Let the Right One In (2008)



As strange love stories go, vampire stories generally count among the strangest. Let the Right One In surely counts as even stranger still, a beautiful, haunting, chilly story of pre-teen love, torment, and bloodsucking. This Swedish film, based on the novel by John Ajvide Lindqvist (which borrows its title from the Morrissey song "Let the Right One Slip In") is blood curdling not so much because of its depiction of vampirism, but in its deadly accurate depiction of the cruelty, desperation, and loneliness of pre-teen life.

Twelve year old Oskar (Kare Heldebrant), pale, blond and tormented by bullies, fantasizes about revenge. Night after bleak wintry night, he kills time in the snow-covered courtyard of the apartment complex where he lives with his divorced mother. It's there that he attracts the attention of a new neighbor, a 12 year old girl name Eli (Lina Leandersson) who, except for her dark hair, is even paler than Oskar. She's a ragged child, and looks poorly cared for by Hakan (Per Ragnar), the weary, middle-aged man (her father, her guardian, her servant? -- it's never made clear) she lives with. Hakan suffers a series of misadventures while attempting to procure blood for Eli -- he is, in effect, an ineffectual serial killer, and she is, it turns out, a vampire. Eli, despite gnawing hunger, declines to dine on Oskar, instead befriending the friendless boy. Oskar, at least at first, doesn't seem to notice how peculiar and doleful the girl next door is, but mostly, he doesn't care. When you're all alone, a friend is a friend, no matter how odd.

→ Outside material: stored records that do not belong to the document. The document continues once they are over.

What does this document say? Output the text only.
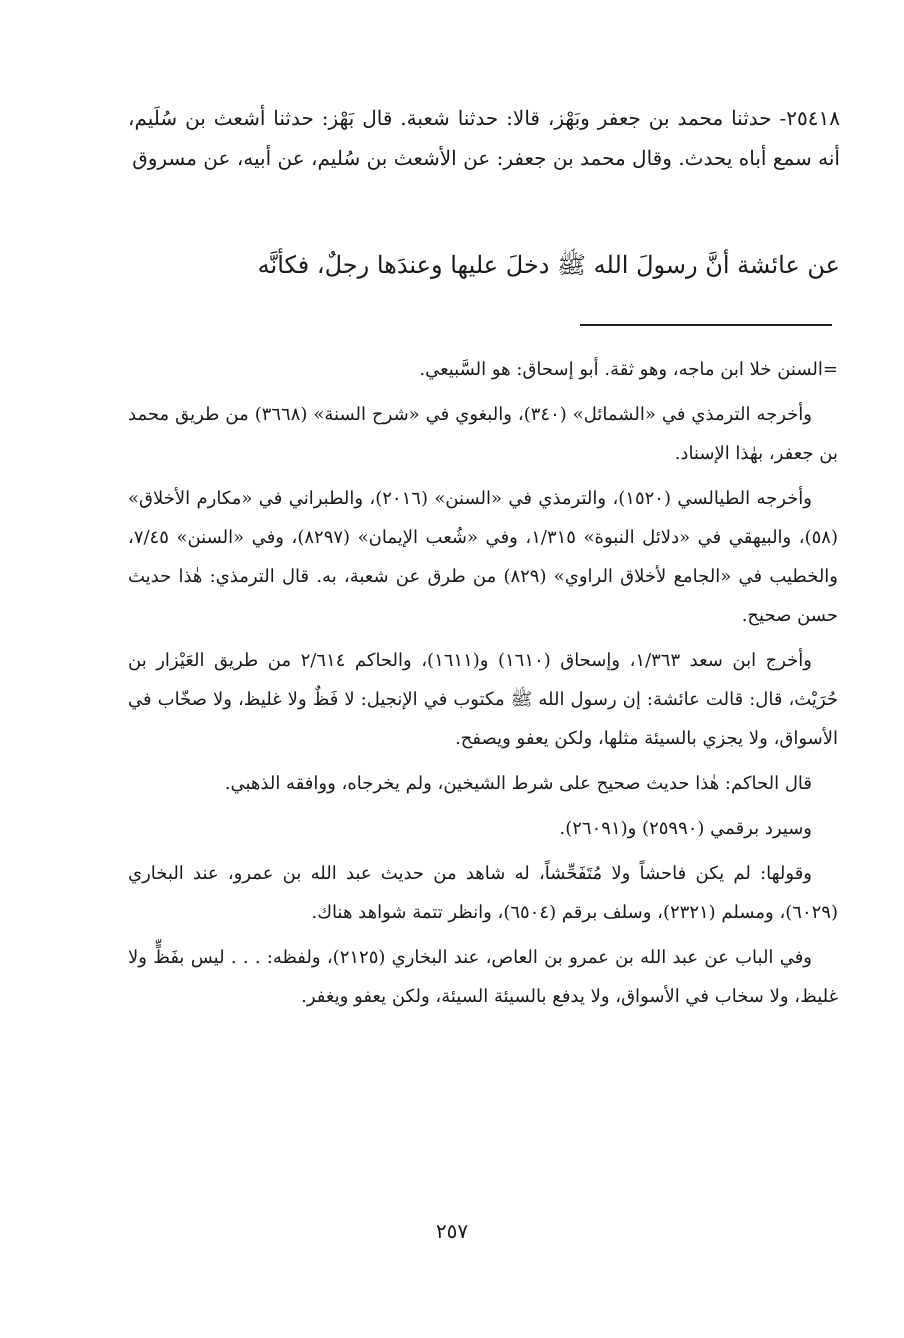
٢٥٤١٨- حدثنا محمد بن جعفر وبَهْز، قالا: حدثنا شعبة. قال بَهْز: حدثنا أشعث بن سُلَيم، أنه سمع أباه يحدث. وقال محمد بن جعفر: عن الأشعث بن سُليم، عن أبيه، عن مسروق

عن عائشة أنَّ رسولَ الله ﷺ دخلَ عليها وعندَها رجلٌ، فكأنَّه

=السنن خلا ابن ماجه، وهو ثقة. أبو إسحاق: هو السَّبيعي.

وأخرجه الترمذي في «الشمائل» (٣٤٠)، والبغوي في «شرح السنة» (٣٦٦٨) من طريق محمد بن جعفر، بهٰذا الإسناد.

وأخرجه الطيالسي (١٥٢٠)، والترمذي في «السنن» (٢٠١٦)، والطبراني في «مكارم الأخلاق» (٥٨)، والبيهقي في «دلائل النبوة» ١/٣١٥، وفي «شُعب الإيمان» (٨٢٩٧)، وفي «السنن» ٧/٤٥، والخطيب في «الجامع لأخلاق الراوي» (٨٢٩) من طرق عن شعبة، به. قال الترمذي: هٰذا حديث حسن صحيح.

وأخرج ابن سعد ١/٣٦٣، وإسحاق (١٦١٠) و(١٦١١)، والحاكم ٢/٦١٤ من طريق العَيْزار بن حُرَيْث، قال: قالت عائشة: إن رسول الله ﷺ مكتوب في الإنجيل: لا فَظٌ ولا غليظ، ولا صخّاب في الأسواق، ولا يجزي بالسيئة مثلها، ولكن يعفو ويصفح.

قال الحاكم: هٰذا حديث صحيح على شرط الشيخين، ولم يخرجاه، ووافقه الذهبي.

وسيرد برقمي (٢٥٩٩٠) و(٢٦٠٩١).

وقولها: لم يكن فاحشاً ولا مُتَفَحِّشاً، له شاهد من حديث عبد الله بن عمرو، عند البخاري (٦٠٢٩)، ومسلم (٢٣٢١)، وسلف برقم (٦٥٠٤)، وانظر تتمة شواهد هناك.

وفي الباب عن عبد الله بن عمرو بن العاص، عند البخاري (٢١٢٥)، ولفظه: . . . ليس بفَظٍّ ولا غليظ، ولا سخاب في الأسواق، ولا يدفع بالسيئة السيئة، ولكن يعفو ويغفر.

٢٥٧
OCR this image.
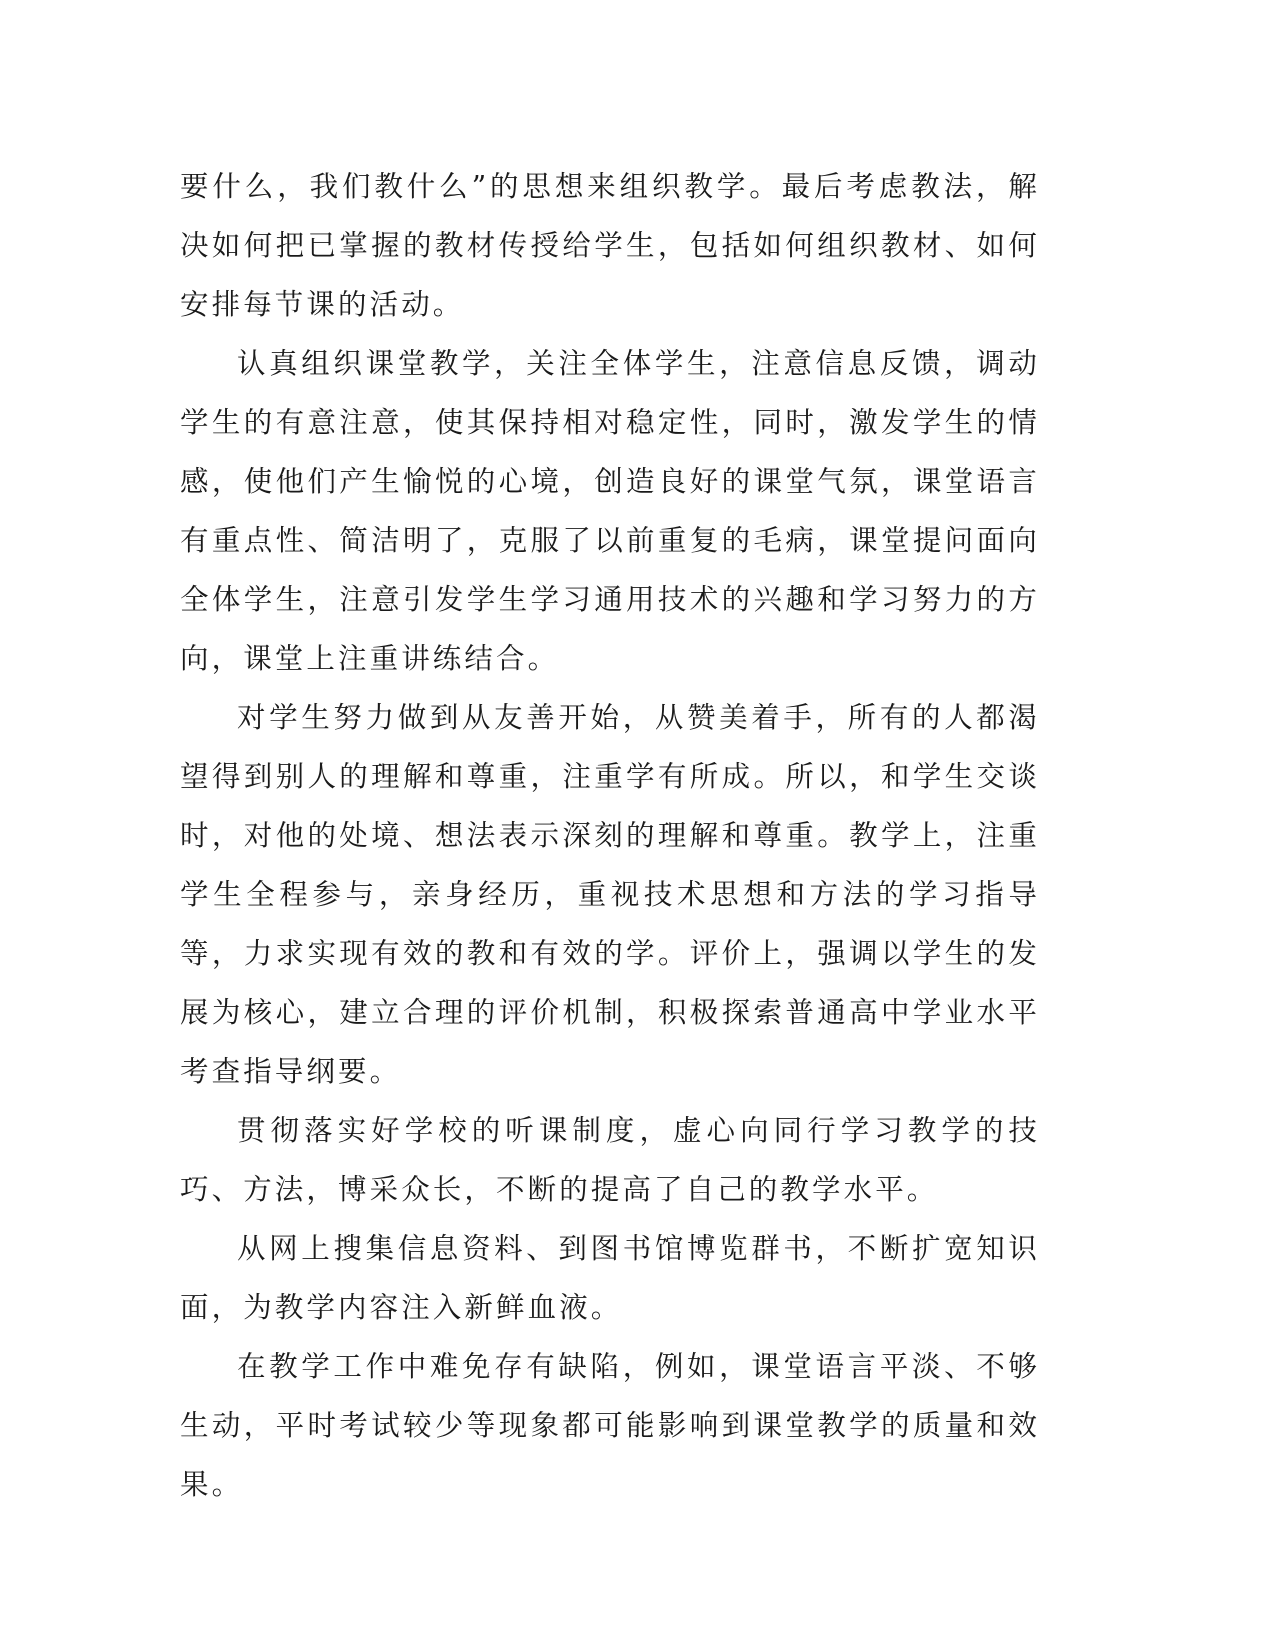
要什么，我们教什么”的思想来组织教学。最后考虑教法，解决如何把已掌握的教材传授给学生，包括如何组织教材、如何安排每节课的活动。

认真组织课堂教学，关注全体学生，注意信息反馈，调动学生的有意注意，使其保持相对稳定性，同时，激发学生的情感，使他们产生愉悦的心境，创造良好的课堂气氛，课堂语言有重点性、简洁明了，克服了以前重复的毛病，课堂提问面向全体学生，注意引发学生学习通用技术的兴趣和学习努力的方向，课堂上注重讲练结合。

对学生努力做到从友善开始，从赞美着手，所有的人都渴望得到别人的理解和尊重，注重学有所成。所以，和学生交谈时，对他的处境、想法表示深刻的理解和尊重。教学上，注重学生全程参与，亲身经历，重视技术思想和方法的学习指导等，力求实现有效的教和有效的学。评价上，强调以学生的发展为核心，建立合理的评价机制，积极探索普通高中学业水平考查指导纲要。

贯彻落实好学校的听课制度，虚心向同行学习教学的技巧、方法，博采众长，不断的提高了自己的教学水平。

从网上搜集信息资料、到图书馆博览群书，不断扩宽知识面，为教学内容注入新鲜血液。

在教学工作中难免存有缺陷，例如，课堂语言平淡、不够生动，平时考试较少等现象都可能影响到课堂教学的质量和效果。
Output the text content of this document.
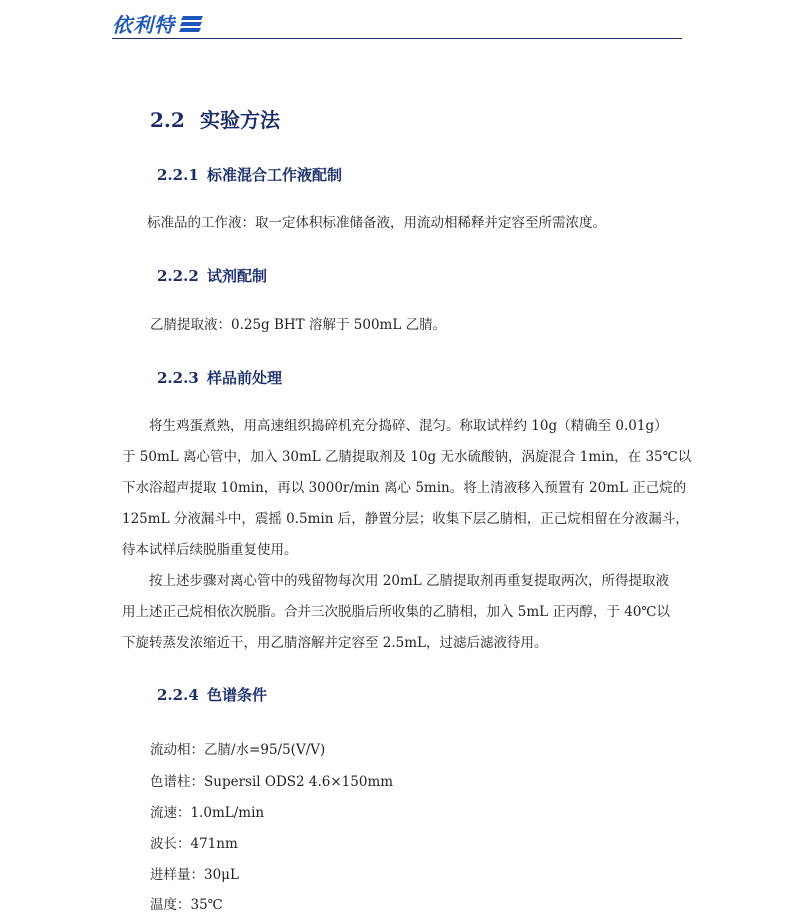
依利特
2.2 实验方法
2.2.1 标准混合工作液配制
标准品的工作液：取一定体积标准储备液，用流动相稀释并定容至所需浓度。
2.2.2 试剂配制
乙腈提取液：0.25g BHT 溶解于 500mL 乙腈。
2.2.3 样品前处理
将生鸡蛋煮熟，用高速组织捣碎机充分捣碎、混匀。称取试样约 10g（精确至 0.01g）
于 50mL 离心管中，加入 30mL 乙腈提取剂及 10g 无水硫酸钠，涡旋混合 1min，在 35℃以
下水浴超声提取 10min，再以 3000r/min 离心 5min。将上清液移入预置有 20mL 正己烷的
125mL 分液漏斗中，震摇 0.5min 后，静置分层；收集下层乙腈相，正己烷相留在分液漏斗，
待本试样后续脱脂重复使用。
按上述步骤对离心管中的残留物每次用 20mL 乙腈提取剂再重复提取两次，所得提取液
用上述正己烷相依次脱脂。合并三次脱脂后所收集的乙腈相，加入 5mL 正丙醇，于 40℃以
下旋转蒸发浓缩近干，用乙腈溶解并定容至 2.5mL，过滤后滤液待用。
2.2.4 色谱条件
流动相：乙腈/水=95/5(V/V)
色谱柱：Supersil ODS2 4.6×150mm
流速：1.0mL/min
波长：471nm
进样量：30μL
温度：35℃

Eli hints to Oskar that she has been twelve years old for a long time.
Let the Right One In makes very clear what a terrible fate that would be -- to live forever on the edge of adolescence, neither child nor adult, in that most confused, tortured, and insecure time of life. Eli and Oskar are both awkward and tentative, and both, in their own way, can also be cruel. Director Tomas Alfredson doesn't romanticize adolescence or vampirism -- Let the Right One In is unambiguously frank about the grim horrors of being either twelve or a vampire (or even worse, both). Let the Right One In is about alienation and isolation, and the recognition that you don't have to be undead to have trouble connecting with people. The very ordinary loneliness of Eli and Oskar has nothing to do with her being a vampire, and everything to do with being a pre-teen and (for whatever arbitrary reason) a social outcast.

The film's chilliness is expressed in its quiet, still, and meticulous cinematography, as well as its wintry Scandinavian setting. Cinematographer Hoyte van Hoytema abjures the kind of jumpy, hectic movement and off-kilter framing that mark so much of contemporary horror, in favor of a quieter, more contemplative approach that makes the film's occasional spasms of violence and bloodletting (and blacker than black humor) that much more arresting.